I understand the point you're making. Believe me.

But I'll say it again. Analysis searches on reverse interlinears will never return 100% accurate results because of the way reverse-interlinears work, and because of the limitations inherent in searching them. They are not intended to return 100% accurate results, for that use original language texts. It's a known limitation that we've all got to live with.

See this quote from Bradley:

Morph Search analysis is designed to work on an original language resource. Running it on a reverse interlinear will work for the most part, but you will get unexpected output from the locations where multiple Hebrew (or Greek) words are translated by one English word (or by a phrase, idiomatically).

And read this discussion: https://community.logos.com/forums/p/67304/469075.aspx#469075 (particularly Bradley's comments below mine).

Bradley Grainger (Logos)

https://community.logos.com/discussion/comment/853361#Comment_853361

But I searched for batach, then looked for the sense for batach, yet it still shows me a sense for le.
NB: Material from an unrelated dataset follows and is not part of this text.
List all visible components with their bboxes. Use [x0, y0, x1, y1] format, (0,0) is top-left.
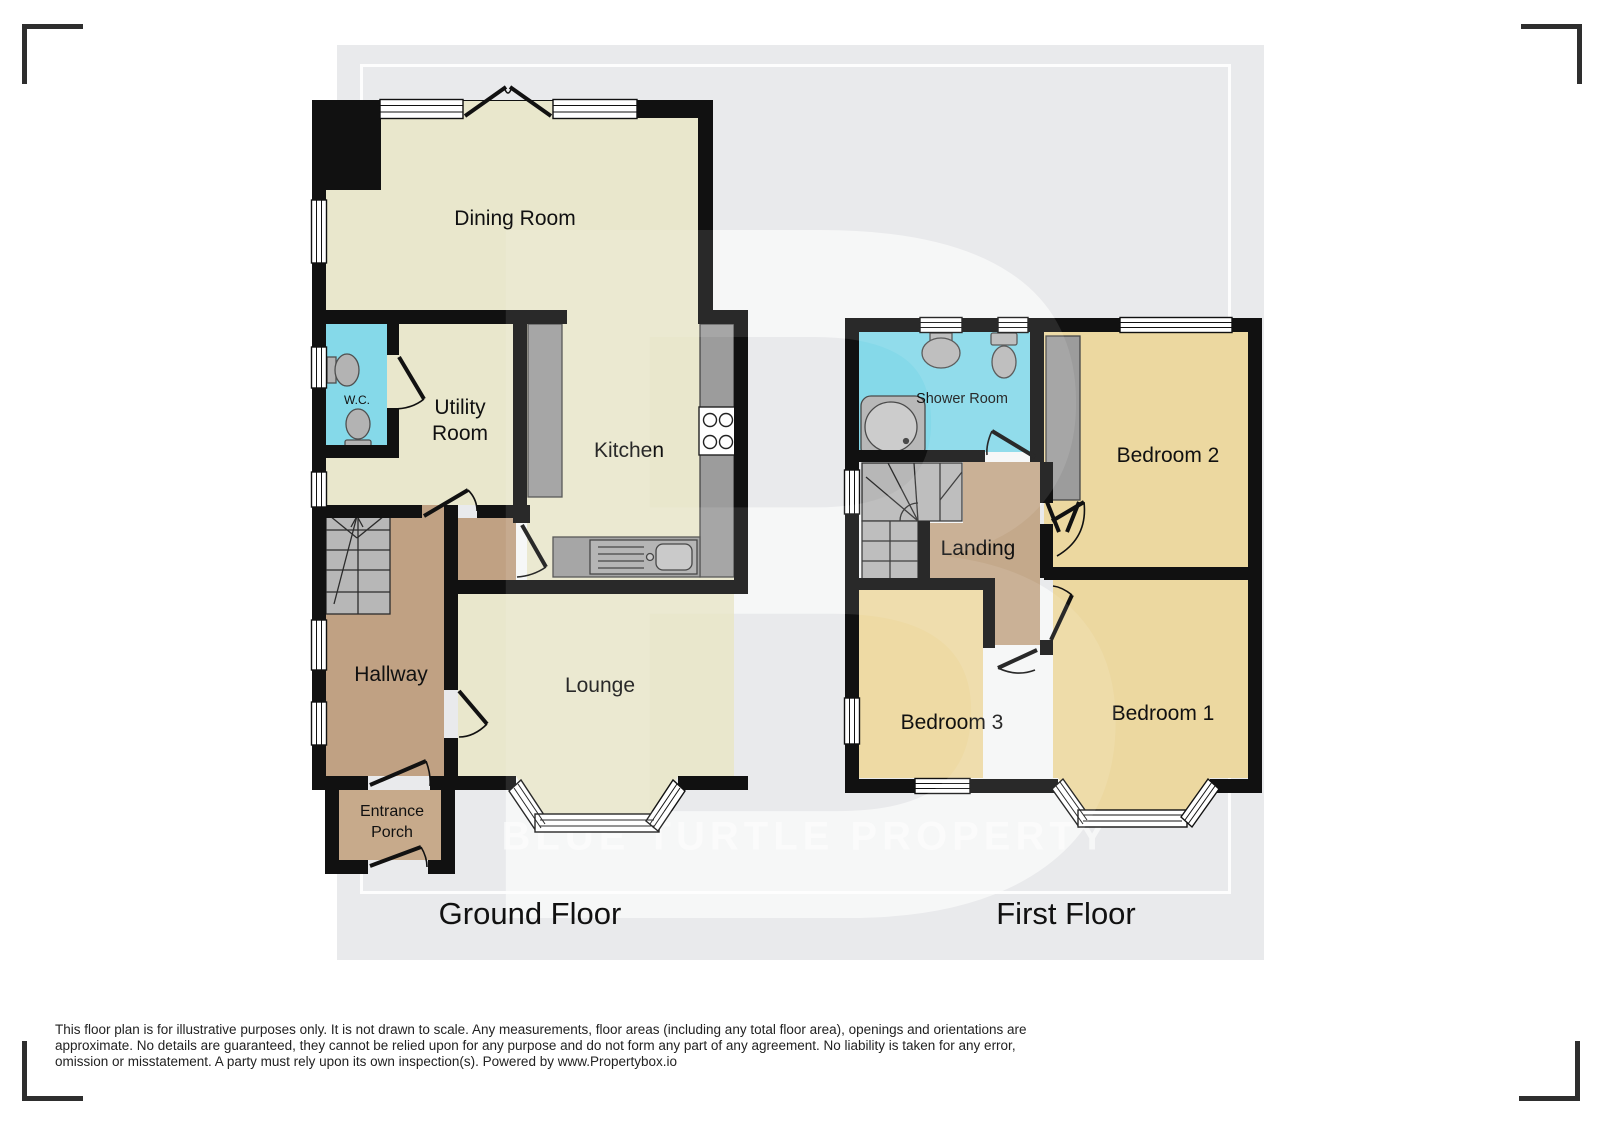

This is because you're searching the Hebrew text as it is aligned to an English translation. The granularity of the results is controlled by the alignment units in the RI; when multiple lemmas are aligned to a single English word/phrase, all the information from those lemmas will be mixed together into the Analysis grid.

It seems like what you want to do is: find all instances of a root (in the Hebrew), group them by sense, and only then, align to the English. This is an good feature suggestion for the Analysis grid (i.e., search in LHB then add one or more "Translation" columns after the search has run, similar to adding parallel resources in the "Verses" view of Bible Search) but is not currently supported.

Francis

https://community.logos.com/discussion/comment/853361#Comment_853361

I noted also that in your suggestion, you reversed the order when you substituted Result for Sense (you have Result-Resource instead of Resource-Result). In the latter case, the problem is the same: there are 52 hits in the ESV in Psalms when sorted only by Resource, but 59 when sorted by Resource-Result (the definite article is counted as a hit). In the following example, Ps 125:1 in the NASB, the definite article is translated as "those" in the interlinear. In fact, right-clicking on "trust" in the English text only links it to the root with no mention of the article at all. Why it appears as a "result" in the analysis I still cannot fathom:

EDIT: I posted this before I saw your replies Mark and Bradley. I cannot say that they completely solve it for me. Perhaps the simplest answer is as Mark puts it "a limitation inherent to how the reverse interlinear works" which accept them as they are designed.

Bradley Grainger (Logos)

https://community.logos.com/discussion/comment/853366#Comment_853366

Why it appears as a "result" in the analysis I still cannot fathom:

The result in the grid you're showing in the screenshot is from the ESV or NRSV, not the NASB. If you look at one of those translations, you'll see that both lemmas are aligned to a single unit "Those who trust", which is why they both appear in the grid.

Perhaps the simplest answer is as Mark puts it "a limitation inherent to how the reverse interlinear works" which accept them as they are designed.

Yes, this is how searching in reverse interlinears works.

Francis

https://community.logos.com/discussion/comment/853370#Comment_853370

The result in the grid you're showing in the screenshot is from the ESV or NRSV, not the NASB.

Right, since I was under a specific resource, I assumed the link would open in it when I clicked on it but it used my default English Bible instead, and then I thought it must have been under that resource. My mistake here. It does bring up the question of consistency again though: why is "those who trust" (the exact same English rendering for the exact same Hebrew underlying text) one unit in ESV but not in the NASB?